To build this low-cost Raspberry Pi security camera, you will need:



Other Supplies

Assembling the Hardware

With all my supplies gathered, it was time to assemble the hardware.

Setting up the Raspberry Pi

I started by inserting the MicroSD card loaded with Raspberry Pi OS into the Pi.

After connecting the Pi to my monitor, mouse, and keyboard, I booted it up to customize the operating system installation.

With the OS ready, I enabled SSH and VNC so I can access the Pi headless after setup.

Connecting the Camera Module

The official Raspberry Pi camera module connects directly to the CSI port on the Pi.

I inserted the ribbon cable securely into the CSI port and attached the camera board.


Finally, I placed the Pi inside a protective case and mounted the camera module in an enclosure I 3D printed.

I can position this anywhere I want to point the camera later.

Installing and Configuring Software

With the hardware assembled, it was time to install and configure the necessary software.

Installing Motion

I installed the Motion software on the Raspberry Pi using this command:

sudo apt install motion

This provides the motion detection capabilities.

Configuring Motion

I then edited Motion's configuration file at /etc/motion/motion.conf to customize its settings:

Setting Up Remote Access with FTP

To access videos remotely, I installed vsftpd - a FTP server for the Pi.

I configured vsftpd to store files in /var/lib/motion, Motion's default video directory.

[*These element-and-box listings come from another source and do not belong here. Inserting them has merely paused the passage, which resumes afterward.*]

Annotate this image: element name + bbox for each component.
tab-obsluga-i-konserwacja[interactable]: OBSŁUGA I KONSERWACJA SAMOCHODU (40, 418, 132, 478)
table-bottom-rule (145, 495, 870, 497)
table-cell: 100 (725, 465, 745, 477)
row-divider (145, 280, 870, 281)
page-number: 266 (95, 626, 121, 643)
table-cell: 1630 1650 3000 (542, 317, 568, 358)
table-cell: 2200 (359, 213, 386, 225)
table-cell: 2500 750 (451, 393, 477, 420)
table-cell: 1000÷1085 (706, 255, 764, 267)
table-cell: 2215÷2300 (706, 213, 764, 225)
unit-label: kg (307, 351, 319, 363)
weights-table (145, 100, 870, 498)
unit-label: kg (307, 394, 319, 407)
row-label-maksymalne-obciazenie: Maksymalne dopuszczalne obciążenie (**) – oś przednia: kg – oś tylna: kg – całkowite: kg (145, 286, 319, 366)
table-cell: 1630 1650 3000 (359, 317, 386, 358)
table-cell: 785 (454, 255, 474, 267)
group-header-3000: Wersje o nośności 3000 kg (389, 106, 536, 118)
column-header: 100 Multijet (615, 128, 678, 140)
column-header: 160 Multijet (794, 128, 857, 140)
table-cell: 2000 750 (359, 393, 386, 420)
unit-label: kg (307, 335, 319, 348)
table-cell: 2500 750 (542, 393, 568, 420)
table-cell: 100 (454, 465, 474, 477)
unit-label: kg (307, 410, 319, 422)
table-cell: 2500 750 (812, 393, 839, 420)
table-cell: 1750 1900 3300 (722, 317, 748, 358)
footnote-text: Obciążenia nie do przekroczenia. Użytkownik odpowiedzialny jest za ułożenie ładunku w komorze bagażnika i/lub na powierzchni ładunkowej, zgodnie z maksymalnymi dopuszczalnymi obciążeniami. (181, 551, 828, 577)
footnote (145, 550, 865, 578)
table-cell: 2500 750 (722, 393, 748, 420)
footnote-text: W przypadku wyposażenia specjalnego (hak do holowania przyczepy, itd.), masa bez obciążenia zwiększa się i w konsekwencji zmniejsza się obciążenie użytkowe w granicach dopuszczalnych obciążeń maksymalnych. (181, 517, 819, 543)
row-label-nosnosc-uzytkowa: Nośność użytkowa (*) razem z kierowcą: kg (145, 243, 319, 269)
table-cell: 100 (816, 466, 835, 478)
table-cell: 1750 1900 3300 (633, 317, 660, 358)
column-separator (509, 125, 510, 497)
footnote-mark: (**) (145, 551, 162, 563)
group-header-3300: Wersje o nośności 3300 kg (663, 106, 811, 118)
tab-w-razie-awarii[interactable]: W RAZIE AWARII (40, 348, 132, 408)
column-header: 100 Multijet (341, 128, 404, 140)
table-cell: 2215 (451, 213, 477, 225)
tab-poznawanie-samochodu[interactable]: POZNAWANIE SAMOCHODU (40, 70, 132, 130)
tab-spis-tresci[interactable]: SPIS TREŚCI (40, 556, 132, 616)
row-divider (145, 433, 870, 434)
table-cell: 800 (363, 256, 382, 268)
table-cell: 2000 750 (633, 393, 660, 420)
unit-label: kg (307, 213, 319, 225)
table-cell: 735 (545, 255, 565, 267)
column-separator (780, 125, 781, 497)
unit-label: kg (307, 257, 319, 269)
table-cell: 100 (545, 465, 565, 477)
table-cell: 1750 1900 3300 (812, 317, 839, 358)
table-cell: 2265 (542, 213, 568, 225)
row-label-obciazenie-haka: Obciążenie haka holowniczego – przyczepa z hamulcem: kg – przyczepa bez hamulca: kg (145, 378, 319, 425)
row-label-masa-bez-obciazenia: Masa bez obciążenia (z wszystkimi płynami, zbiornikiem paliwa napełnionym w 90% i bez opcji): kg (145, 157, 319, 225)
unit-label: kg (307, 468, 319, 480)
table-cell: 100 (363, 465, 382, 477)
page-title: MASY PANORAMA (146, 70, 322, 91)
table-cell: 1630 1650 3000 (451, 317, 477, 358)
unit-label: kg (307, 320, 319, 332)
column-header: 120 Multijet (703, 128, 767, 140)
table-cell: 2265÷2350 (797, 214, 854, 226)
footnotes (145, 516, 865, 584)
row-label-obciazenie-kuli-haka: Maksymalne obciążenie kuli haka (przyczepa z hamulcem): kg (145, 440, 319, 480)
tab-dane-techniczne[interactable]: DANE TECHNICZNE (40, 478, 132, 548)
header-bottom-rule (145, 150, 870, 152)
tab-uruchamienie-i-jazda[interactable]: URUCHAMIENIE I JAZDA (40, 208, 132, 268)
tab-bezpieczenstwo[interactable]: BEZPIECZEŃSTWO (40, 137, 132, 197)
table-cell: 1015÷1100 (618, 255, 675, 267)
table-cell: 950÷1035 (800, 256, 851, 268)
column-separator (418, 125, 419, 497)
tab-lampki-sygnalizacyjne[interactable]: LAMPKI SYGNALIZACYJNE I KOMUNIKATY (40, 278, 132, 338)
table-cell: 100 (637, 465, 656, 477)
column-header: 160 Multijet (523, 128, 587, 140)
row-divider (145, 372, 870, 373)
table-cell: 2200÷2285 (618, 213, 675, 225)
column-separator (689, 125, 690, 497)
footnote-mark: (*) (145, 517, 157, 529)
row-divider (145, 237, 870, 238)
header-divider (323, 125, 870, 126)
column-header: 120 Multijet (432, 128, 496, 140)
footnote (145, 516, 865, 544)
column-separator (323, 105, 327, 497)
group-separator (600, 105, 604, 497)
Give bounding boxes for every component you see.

Now I can connect to the Pi via FTP to download video files triggered by motion events.

Deploying the Motion-Activated Security Camera

With everything installed and configured, it was time to set up my DIY security camera.

Positioning the Camera

I positioned the camera enclosure to point at my front door to start. The modular design means I can move it anywhere.

Connecting It to My Network

For the best bandwidth, I connected the Pi to my router via Ethernet.

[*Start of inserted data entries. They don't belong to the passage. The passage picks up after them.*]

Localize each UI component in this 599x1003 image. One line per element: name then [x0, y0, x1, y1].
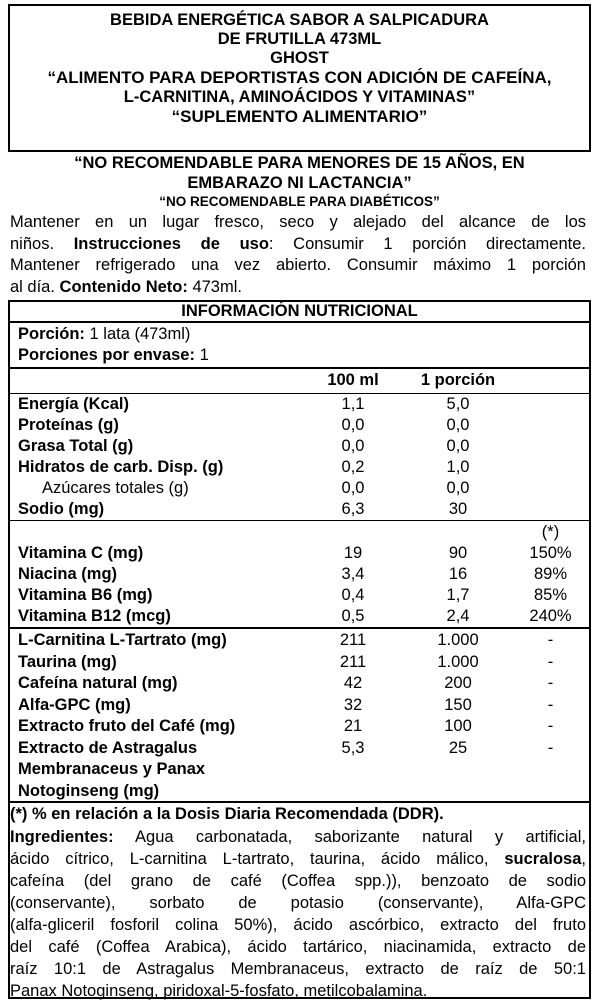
ingredients-line: Panax Notoginseng, piridoxal-5-fosfato, metilcobalamina.	[10, 982, 428, 1000]
value-portion: 0,0	[446, 416, 470, 434]
value-100ml: 6,3	[341, 500, 365, 518]
column-header-row	[18, 370, 578, 391]
brand-name: GHOST	[270, 49, 329, 67]
nutrient-row	[18, 457, 578, 478]
servings-row	[18, 345, 578, 366]
nutrient-label: Azúcares totales (g)	[42, 479, 189, 497]
value-100ml: 21	[343, 717, 363, 735]
nutrient-label: Membranaceus y Panax	[18, 760, 206, 778]
value-100ml: 19	[343, 544, 363, 562]
value-100ml: 0,5	[341, 607, 365, 625]
divider	[8, 367, 591, 369]
vitamin-row	[18, 564, 578, 585]
value-ddr: -	[547, 738, 554, 757]
value-ddr: -	[547, 695, 554, 714]
ddr-header-row	[18, 522, 578, 543]
usage-line1: Mantener en un lugar fresco, seco y alejado del alcance de los	[10, 213, 586, 231]
nutrient-row	[18, 478, 578, 499]
ingredients-text: Agua carbonatada, saborizante natural y artificial,	[135, 828, 586, 846]
nutrition-title: INFORMACIÓN NUTRICIONAL	[181, 302, 418, 320]
product-name-line2: DE FRUTILLA 473ML	[217, 30, 382, 48]
usage-line4	[10, 277, 586, 299]
ingredients-label: Ingredientes:	[10, 828, 114, 846]
divider	[8, 627, 591, 629]
nutrient-label: Energía (Kcal)	[18, 395, 129, 413]
compound-row	[18, 781, 578, 802]
supplement-label: “SUPLEMENTO ALIMENTARIO”	[171, 107, 428, 126]
category-line2: L-CARNITINA, AMINOÁCIDOS Y VITAMINAS”	[123, 88, 476, 106]
value-100ml: 0,0	[341, 479, 365, 497]
compound-row	[18, 673, 578, 694]
value-100ml: 0,0	[341, 437, 365, 455]
vitamin-row	[18, 606, 578, 627]
value-ddr: -	[547, 652, 554, 671]
vitamin-row	[18, 543, 578, 564]
usage-instructions-text: : Consumir 1 porción directamente.	[268, 234, 586, 253]
usage-instructions-label: Instrucciones de uso	[73, 234, 269, 253]
value-100ml: 211	[339, 631, 367, 649]
nutrient-row	[18, 499, 578, 520]
value-100ml: 3,4	[341, 565, 365, 583]
product-name-line1: BEBIDA ENERGÉTICA SABOR A SALPICADURA	[110, 11, 489, 29]
nutrient-row	[18, 415, 578, 436]
vitamin-row	[18, 585, 578, 606]
value-portion: 25	[448, 738, 468, 757]
nutrient-label: Notoginseng (mg)	[18, 781, 160, 800]
category-line1: “ALIMENTO PARA DEPORTISTAS CON ADICIÓN DE CAFEÍNA,	[47, 68, 552, 87]
value-portion: 5,0	[446, 395, 470, 413]
value-ddr: -	[547, 717, 554, 735]
divider	[8, 801, 591, 803]
usage-paragraph	[10, 212, 586, 298]
ingredients-sucralose: sucralosa	[504, 850, 582, 868]
ingredients-line: (alfa-gliceril fosforil colina 50%), ácido ascórbico, extracto del fruto	[10, 916, 586, 934]
warning-diabetics: “NO RECOMENDABLE PARA DIABÉTICOS”	[159, 194, 440, 209]
nutrient-label: Extracto fruto del Café (mg)	[18, 717, 236, 735]
net-content-value: 473ml.	[192, 277, 242, 296]
warning-line1: “NO RECOMENDABLE PARA MENORES DE 15 AÑOS, EN	[74, 154, 525, 172]
value-portion: 100	[444, 717, 472, 735]
ingredients-line: (conservante), sorbato de potasio (conservante), Alfa-GPC	[10, 894, 586, 912]
nutrient-label: Proteínas (g)	[18, 416, 119, 434]
portion-value: 1 lata (473ml)	[89, 325, 191, 343]
ingredients-line: raíz 10:1 de Astragalus Membranaceus, extracto de raíz de 50:1	[10, 960, 586, 978]
nutrient-label: Sodio (mg)	[18, 500, 105, 518]
warning-line2: EMBARAZO NI LACTANCIA”	[187, 174, 412, 192]
nutrient-label: Vitamina B6 (mg)	[18, 586, 153, 604]
nutrient-label: Extracto de Astragalus	[18, 738, 198, 757]
value-ddr: -	[547, 674, 554, 692]
nutrient-label: Cafeína natural (mg)	[18, 674, 178, 692]
usage-text: niños.	[10, 234, 55, 253]
usage-line2	[10, 234, 586, 256]
value-portion: 30	[448, 500, 468, 518]
value-portion: 90	[448, 544, 468, 562]
compound-row	[18, 695, 578, 716]
nutrient-label: Niacina (mg)	[18, 565, 118, 583]
value-portion: 0,0	[446, 479, 470, 497]
value-ddr: 150%	[529, 544, 572, 562]
portion-label: Porción:	[18, 325, 85, 343]
value-100ml: 0,0	[341, 416, 365, 434]
ddr-note: (*) % en relación a la Dosis Diaria Recomendada (DDR).	[10, 805, 444, 823]
net-content-label: Contenido Neto:	[59, 277, 188, 296]
col-portion-header: 1 porción	[420, 371, 496, 389]
value-100ml: 5,3	[341, 738, 365, 757]
ingredients-text: ácido cítrico, L-carnitina L-tartrato, taurina, ácido málico,	[10, 850, 489, 868]
nutrient-row	[18, 394, 578, 415]
value-100ml: 211	[339, 652, 367, 671]
value-ddr: -	[547, 631, 554, 649]
value-portion: 1.000	[437, 652, 479, 671]
compound-row	[18, 738, 578, 759]
nutrient-label: Vitamina B12 (mcg)	[18, 607, 171, 625]
value-100ml: 42	[343, 674, 363, 692]
value-100ml: 0,2	[341, 458, 365, 476]
col-ddr-header: (*)	[541, 523, 560, 541]
ingredients-line	[10, 848, 586, 870]
col-100ml-header: 100 ml	[327, 371, 379, 389]
servings-label: Porciones por envase:	[18, 346, 195, 364]
value-100ml: 32	[343, 695, 363, 714]
compound-row	[18, 630, 578, 651]
ingredients-paragraph	[10, 826, 586, 1002]
compound-row	[18, 652, 578, 673]
value-portion: 1.000	[437, 631, 479, 649]
value-portion: 16	[448, 565, 468, 583]
nutrient-label: Taurina (mg)	[18, 652, 117, 671]
usage-text: al día.	[10, 277, 55, 296]
value-portion: 1,0	[446, 458, 470, 476]
ingredients-text: ,	[581, 850, 586, 868]
ingredients-line	[10, 826, 586, 848]
value-ddr: 89%	[533, 565, 568, 583]
servings-value: 1	[199, 346, 209, 364]
divider	[8, 321, 591, 323]
value-portion: 150	[444, 695, 472, 714]
nutrient-row	[18, 436, 578, 457]
ingredients-line: cafeína (del grano de café (Coffea spp.)), benzoato de sodio	[10, 872, 586, 890]
divider	[8, 520, 591, 521]
nutrient-label: L-Carnitina L-Tartrato (mg)	[18, 631, 227, 649]
value-portion: 2,4	[446, 607, 470, 625]
compound-row	[18, 716, 578, 737]
portion-row	[18, 324, 578, 345]
value-portion: 1,7	[446, 586, 470, 604]
ingredients-line: del café (Coffea Arabica), ácido tartárico, niacinamida, extracto de	[10, 938, 586, 956]
value-100ml: 0,4	[341, 586, 365, 604]
usage-line3: Mantener refrigerado una vez abierto. Consumir máximo 1 porción	[10, 256, 586, 274]
nutrient-label: Alfa-GPC (mg)	[18, 695, 131, 714]
nutrient-label: Vitamina C (mg)	[18, 544, 144, 562]
value-100ml: 1,1	[341, 395, 365, 413]
value-portion: 200	[444, 674, 472, 692]
nutrient-label: Grasa Total (g)	[18, 437, 134, 455]
value-ddr: 240%	[529, 607, 572, 625]
value-ddr: 85%	[533, 586, 568, 604]
nutrient-label: Hidratos de carb. Disp. (g)	[18, 458, 224, 476]
value-portion: 0,0	[446, 437, 470, 455]
compound-row	[18, 759, 578, 780]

But the built-in WiFi works if Ethernet is not practical for your setup.

Powering on the Camera

The final step was simply connecting the Raspberry Pi power supply to boot up the Pi and activate the camera!

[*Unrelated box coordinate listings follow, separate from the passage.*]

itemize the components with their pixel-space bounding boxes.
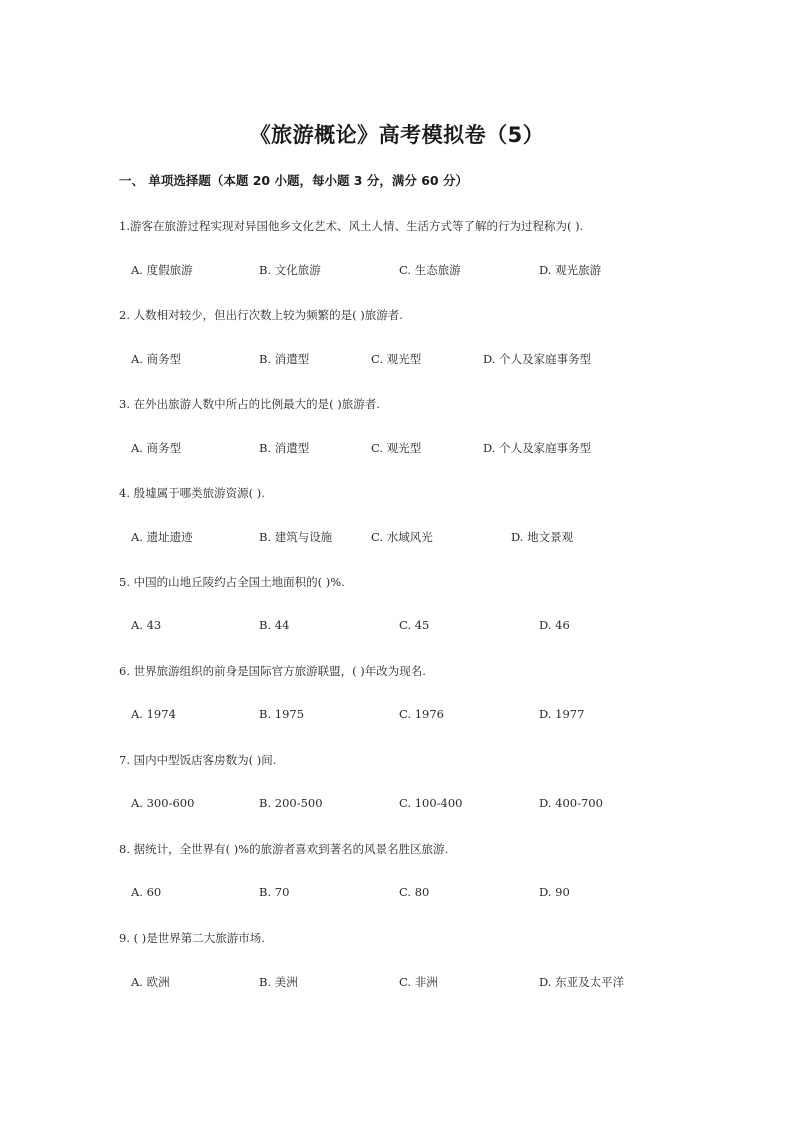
option-d: D. 400-700 <box>539 796 603 810</box>
question-4: 4. 殷墟属于哪类旅游资源( ). <box>119 486 265 500</box>
question-8: 8. 据统计，全世界有( )%的旅游者喜欢到著名的风景名胜区旅游. <box>119 842 449 856</box>
question-5: 5. 中国的山地丘陵约占全国土地面积的( )%. <box>119 575 345 589</box>
option-d: D. 观光旅游 <box>539 263 602 277</box>
option-a: A. 300-600 <box>131 796 195 810</box>
question-7: 7. 国内中型饭店客房数为( )间. <box>119 753 277 767</box>
question-6-options <box>0 707 794 723</box>
question-8-options <box>0 885 794 901</box>
section-heading: 一、 单项选择题（本题 20 小题，每小题 3 分，满分 60 分） <box>119 173 468 188</box>
option-d: D. 个人及家庭事务型 <box>483 441 592 455</box>
option-b: B. 消遣型 <box>259 352 310 366</box>
option-b: B. 44 <box>259 618 290 632</box>
option-a: A. 度假旅游 <box>131 263 193 277</box>
option-b: B. 建筑与设施 <box>259 530 333 544</box>
option-a: A. 欧洲 <box>131 975 170 989</box>
question-7-options <box>0 796 794 812</box>
question-6: 6. 世界旅游组织的前身是国际官方旅游联盟，( )年改为现名. <box>119 664 426 678</box>
option-c: C. 水域风光 <box>371 530 433 544</box>
question-5-options <box>0 618 794 634</box>
option-c: C. 1976 <box>399 707 444 721</box>
option-d: D. 46 <box>539 618 570 632</box>
option-b: B. 消遣型 <box>259 441 310 455</box>
question-1: 1.游客在旅游过程实现对异国他乡文化艺术、风土人情、生活方式等了解的行为过程称为( ). <box>119 219 584 233</box>
question-9-options <box>0 974 794 990</box>
option-c: C. 80 <box>399 885 430 899</box>
option-b: B. 美洲 <box>259 975 298 989</box>
option-a: A. 商务型 <box>131 352 182 366</box>
option-d: D. 个人及家庭事务型 <box>483 352 592 366</box>
option-c: C. 观光型 <box>371 352 422 366</box>
option-d: D. 1977 <box>539 707 585 721</box>
option-c: C. 45 <box>399 618 430 632</box>
option-d: D. 90 <box>539 885 570 899</box>
option-c: C. 生态旅游 <box>399 263 461 277</box>
option-a: A. 60 <box>131 885 162 899</box>
option-b: B. 文化旅游 <box>259 263 321 277</box>
question-1-options <box>0 262 794 278</box>
option-a: A. 遗址遗迹 <box>131 530 193 544</box>
option-c: C. 非洲 <box>399 975 438 989</box>
question-2-options <box>0 351 794 367</box>
question-4-options <box>0 529 794 545</box>
option-b: B. 70 <box>259 885 290 899</box>
question-3-options <box>0 440 794 456</box>
option-b: B. 1975 <box>259 707 305 721</box>
question-2: 2. 人数相对较少，但出行次数上较为频繁的是( )旅游者. <box>119 308 403 322</box>
page-title: 《旅游概论》高考模拟卷（5） <box>249 123 545 147</box>
option-a: A. 商务型 <box>131 441 182 455</box>
option-b: B. 200-500 <box>259 796 323 810</box>
option-d: D. 地文景观 <box>511 530 574 544</box>
question-9: 9. ( )是世界第二大旅游市场. <box>119 931 265 945</box>
option-a: A. 43 <box>131 618 162 632</box>
option-c: C. 观光型 <box>371 441 422 455</box>
option-a: A. 1974 <box>131 707 176 721</box>
option-d: D. 东亚及太平洋 <box>539 975 625 989</box>
option-c: C. 100-400 <box>399 796 463 810</box>
question-3: 3. 在外出旅游人数中所占的比例最大的是( )旅游者. <box>119 397 380 411</box>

Accessing and Managing Videos

Now my budget Pi security cam is up and running!

When motion is detected, it will record video to the Pi. I can then access these files in a couple ways:

I can delete old footage as needed to manage storage on the SD card. And I'm notified of any motion events detected!

Closing Thoughts

Building a fully-featured motion activated security camera with a Raspberry Pi turned out to be surprisingly easy and affordable using Motion and a Pi camera module.

The final product rivals commercial offerings at a fraction of the price, and I can customize it to suit my needs. This project is a prime example of the versatile uses for Raspberry Pis!

With some additional work, I could even enable remote access to the video stream over the Internet. But for now, I am satisfied with the local storage and network access capabilities.

I'm thrilled to add this DIY Raspberry Pi camera to my home surveillance system on the cheap. Let me know if you build your own!